Ese hombre, envejecido y
decrépito, ante cuyo cadáver hoy la humanidad mediatizada
llora desconsoladamente como al representante de "Dios en la
tierra", fue el ícono espiritual de la "guerra
anticomunista" que Washington lanzó para terminar con las
"fronteras rebeldes" y convertirse en Imperio Unipolar.
Anticomunista visceral, el
perfil de Wojtyla encajaba perfectamente con las necesidades
de un capitalismo que necesitaba expandir sus fronteras más
allá de la "cortina de hierro".
Por lo tanto, sin
sorpresas, y con la pompa protocolar del "cónclave de
cardenales", Wojtyla fue convertido en el Papa Juan Pablo II
y desde allí fue ungido como el "campeón de la libertad",
tal como lo acaba
de señalar el jefe imperial de la Casa Blanca George W. Bush.
Después de hacer su obra
evangelizadora, de cumplir su ciclo sirviendo honrosamente a
los bancos y transnacionales que hoy facturan en el ex "mundo
comunista", Wojtyla envejeció, se enfermó, y se murió como
cualquier hijo de vecino.
Ahora hay que sustituirlo:
hay que diseñar con prolijidad al nuevo modelo de "la Fe" que
reine en el Vaticano.
Y volvemos a la pregunta
del principio:
¿Qué necesidad de
perfil de Papa católico tiene el capitalismo globalizado
y sin fronteras de
hoy?
El próximo Papa:
¿Un Campeón de los derechos humanos y la
democracia?
¿Porqué no un
"progresista" que sea la contracara y el complemento a su vez
de Juan Pablo II que impulsó la democracia, pero tuvo su
déficit en la negación de los derechos de la mujer, los
homosexuales y la libertad de abortar?.
El comunismo de la era
Wojtyla fue derrotado. Hoy se necesitan banderas
"espirituales" legitimadoras que apuntalen y den sustento
doctrinario masivo al "libre mercado, la democracia y la
libertad", según el decálogo de Washington expresado a través
de los discursos de Bush.
Hoy se necesita un Papa que
disemine "fe católica
multilateral",
integradora y sin exclusión ideológica.
¿Una "ONU
en el Vaticano? ¿Un Papa negro? ¿ Un Kofi Annan de la Iglesia
Católica?
O tal vez habría que explorar otro costado y otra
posibilidad en la misma línea "multilateral de la
Fe".
¿Un
Papa latinoamericano imbuido de los principios doctrinarios de
la Teología de la Liberación?
¿ Un equivalente "progresista"
de Kirchner, Lula, Tabaré, etc, en la Curia romana?
¿ Un Papa
que hable con la "izquierda" y gobierne (al Vaticano) con la
derecha?
Si en Latinoamérica "conviven en Paz" presidentes
"neoliberales" y "progresistas" dentro de un mismo
"modelo
económico" ¿Porqué no convivir "conservadores" con
"renovadores" dentro de un mismo "modelo católico"?.
Si
el Opus Dei y Washington colocaron a Wojtyla en el Vaticano
para derrotar al "comunismo ateo" ¿Porqué no colocar hoy a
un "progresista" con perfil "multilateralista" para
derrotar a
los regímenes "dictatoriales y terroristas" que azotan al
planeta?

Si
Karol Wojtyla y Ronald Reagan compartieron los mismos ideales
en la "guerra contra el comunismo" ¿Porqué un nuevo Papa
de matriz "progresista" no
podría compartir la "guerra contraterrorista" con Bush?

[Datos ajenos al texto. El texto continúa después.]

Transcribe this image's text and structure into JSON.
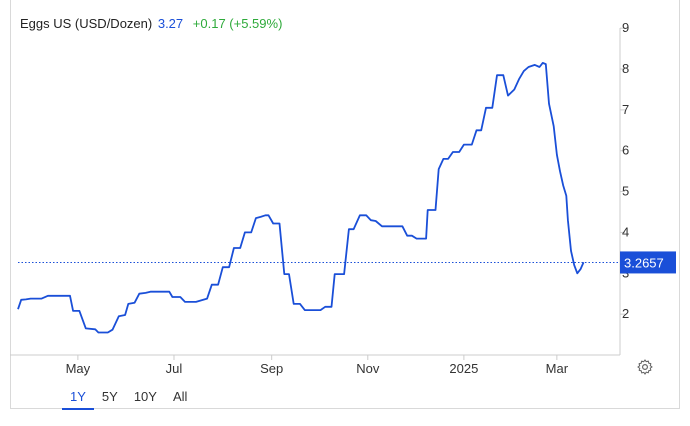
{
  "header": {
    "title": "Eggs US (USD/Dozen)",
    "price": "3.27",
    "change": "+0.17 (+5.59%)"
  },
  "ranges": [
    "1Y",
    "5Y",
    "10Y",
    "All"
  ],
  "active_range": "1Y",
  "colors": {
    "line": "#1a4fd8",
    "change": "#2eaa3a",
    "axis": "#cccccc"
  },
  "icons": {
    "settings": "gear-icon"
  },
  "chart_data": {
    "type": "line",
    "title": "Eggs US (USD/Dozen)",
    "xlabel": "",
    "ylabel": "",
    "ylim": [
      1,
      9.2
    ],
    "y_ticks": [
      2,
      3,
      4,
      5,
      6,
      7,
      8,
      9
    ],
    "x_ticks": [
      {
        "label": "May",
        "x": "2024-05-01"
      },
      {
        "label": "Jul",
        "x": "2024-07-01"
      },
      {
        "label": "Sep",
        "x": "2024-09-01"
      },
      {
        "label": "Nov",
        "x": "2024-11-01"
      },
      {
        "label": "2025",
        "x": "2025-01-01"
      },
      {
        "label": "Mar",
        "x": "2025-03-01"
      }
    ],
    "xlim": [
      "2024-03-24",
      "2025-04-05"
    ],
    "last_value": 3.2657,
    "last_value_label": "3.2657",
    "grid": false,
    "legend": "none",
    "series": [
      {
        "points": [
          [
            "2024-03-24",
            2.12
          ],
          [
            "2024-03-26",
            2.35
          ],
          [
            "2024-03-29",
            2.36
          ],
          [
            "2024-04-01",
            2.38
          ],
          [
            "2024-04-08",
            2.38
          ],
          [
            "2024-04-12",
            2.45
          ],
          [
            "2024-04-19",
            2.45
          ],
          [
            "2024-04-22",
            2.45
          ],
          [
            "2024-04-26",
            2.45
          ],
          [
            "2024-04-28",
            2.08
          ],
          [
            "2024-05-02",
            2.08
          ],
          [
            "2024-05-06",
            1.65
          ],
          [
            "2024-05-12",
            1.63
          ],
          [
            "2024-05-14",
            1.55
          ],
          [
            "2024-05-20",
            1.55
          ],
          [
            "2024-05-23",
            1.62
          ],
          [
            "2024-05-27",
            1.95
          ],
          [
            "2024-05-31",
            1.98
          ],
          [
            "2024-06-02",
            2.25
          ],
          [
            "2024-06-06",
            2.28
          ],
          [
            "2024-06-09",
            2.5
          ],
          [
            "2024-06-13",
            2.52
          ],
          [
            "2024-06-16",
            2.55
          ],
          [
            "2024-06-23",
            2.55
          ],
          [
            "2024-06-28",
            2.55
          ],
          [
            "2024-06-30",
            2.42
          ],
          [
            "2024-07-05",
            2.42
          ],
          [
            "2024-07-08",
            2.3
          ],
          [
            "2024-07-15",
            2.3
          ],
          [
            "2024-07-22",
            2.38
          ],
          [
            "2024-07-25",
            2.72
          ],
          [
            "2024-07-29",
            2.72
          ],
          [
            "2024-08-01",
            3.15
          ],
          [
            "2024-08-05",
            3.15
          ],
          [
            "2024-08-08",
            3.62
          ],
          [
            "2024-08-12",
            3.62
          ],
          [
            "2024-08-15",
            4.0
          ],
          [
            "2024-08-19",
            4.0
          ],
          [
            "2024-08-22",
            4.35
          ],
          [
            "2024-08-25",
            4.38
          ],
          [
            "2024-08-28",
            4.42
          ],
          [
            "2024-08-30",
            4.42
          ],
          [
            "2024-09-02",
            4.22
          ],
          [
            "2024-09-06",
            4.22
          ],
          [
            "2024-09-09",
            2.98
          ],
          [
            "2024-09-12",
            2.98
          ],
          [
            "2024-09-15",
            2.25
          ],
          [
            "2024-09-19",
            2.25
          ],
          [
            "2024-09-22",
            2.1
          ],
          [
            "2024-09-26",
            2.1
          ],
          [
            "2024-10-02",
            2.1
          ],
          [
            "2024-10-05",
            2.18
          ],
          [
            "2024-10-09",
            2.18
          ],
          [
            "2024-10-11",
            2.98
          ],
          [
            "2024-10-17",
            2.98
          ],
          [
            "2024-10-20",
            4.08
          ],
          [
            "2024-10-23",
            4.08
          ],
          [
            "2024-10-27",
            4.42
          ],
          [
            "2024-10-31",
            4.42
          ],
          [
            "2024-11-03",
            4.3
          ],
          [
            "2024-11-06",
            4.28
          ],
          [
            "2024-11-10",
            4.15
          ],
          [
            "2024-11-16",
            4.15
          ],
          [
            "2024-11-23",
            4.15
          ],
          [
            "2024-11-26",
            3.92
          ],
          [
            "2024-11-29",
            3.92
          ],
          [
            "2024-12-02",
            3.85
          ],
          [
            "2024-12-08",
            3.85
          ],
          [
            "2024-12-09",
            4.55
          ],
          [
            "2024-12-14",
            4.55
          ],
          [
            "2024-12-16",
            5.55
          ],
          [
            "2024-12-19",
            5.8
          ],
          [
            "2024-12-22",
            5.8
          ],
          [
            "2024-12-25",
            5.97
          ],
          [
            "2024-12-29",
            5.97
          ],
          [
            "2025-01-01",
            6.15
          ],
          [
            "2025-01-06",
            6.15
          ],
          [
            "2025-01-09",
            6.5
          ],
          [
            "2025-01-12",
            6.5
          ],
          [
            "2025-01-15",
            7.05
          ],
          [
            "2025-01-19",
            7.05
          ],
          [
            "2025-01-22",
            7.85
          ],
          [
            "2025-01-26",
            7.85
          ],
          [
            "2025-01-29",
            7.35
          ],
          [
            "2025-02-02",
            7.5
          ],
          [
            "2025-02-05",
            7.75
          ],
          [
            "2025-02-08",
            7.95
          ],
          [
            "2025-02-11",
            8.05
          ],
          [
            "2025-02-15",
            8.1
          ],
          [
            "2025-02-18",
            8.05
          ],
          [
            "2025-02-20",
            8.15
          ],
          [
            "2025-02-22",
            8.12
          ],
          [
            "2025-02-24",
            7.15
          ],
          [
            "2025-02-27",
            6.6
          ],
          [
            "2025-03-01",
            5.9
          ],
          [
            "2025-03-03",
            5.5
          ],
          [
            "2025-03-05",
            5.15
          ],
          [
            "2025-03-07",
            4.9
          ],
          [
            "2025-03-08",
            4.3
          ],
          [
            "2025-03-10",
            3.55
          ],
          [
            "2025-03-12",
            3.2
          ],
          [
            "2025-03-14",
            3.0
          ],
          [
            "2025-03-16",
            3.1
          ],
          [
            "2025-03-18",
            3.27
          ]
        ]
      }
    ]
  }
}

Como ayer Wojtyla santificó las
hipótesis de conflicto edificadas con el "peligro
comunista" ¿Porqué no un sucesor que haga lo mismo con el
"peligro terrorista"?
¿Acaso los "terroristas islámicos" no
son el equivalente de los "subversivos rojos" de ayer?
La Iglesia Católica anda baja de mística: con
los "curas sanadores" no basta para detener a la troyka
de "pastores electrónicos" que copan a diario el
difícil mercado de la Fe.
Hay que "reinventar un enemigo", algo
fuerte, un equivalente del "rojo subversivo" que amenace la
familia, la paz, y los bienes, sobre todos los bienes, de las
personas decentes del mundo.
¿Y porqué no, Bin Laden?
Osama... y su banda de degolladores
islámicos... malos, y sin corazón cristiano, como los
extintos comunistas de ayer.
A Bush le fue bien con el fantasma del 11-S
¿Porqué no le puede ir bien al milenario Vaticano que
sobrevivió más que el nivel promedio estadístico de las
cucarachas en el poder?
Un cruzado "contraterrorista" en el
Trono de Pedro: ese es el perfil que cierra por todos lados,
Sr. Bush, y excelencias reverendísimas del Vaticano.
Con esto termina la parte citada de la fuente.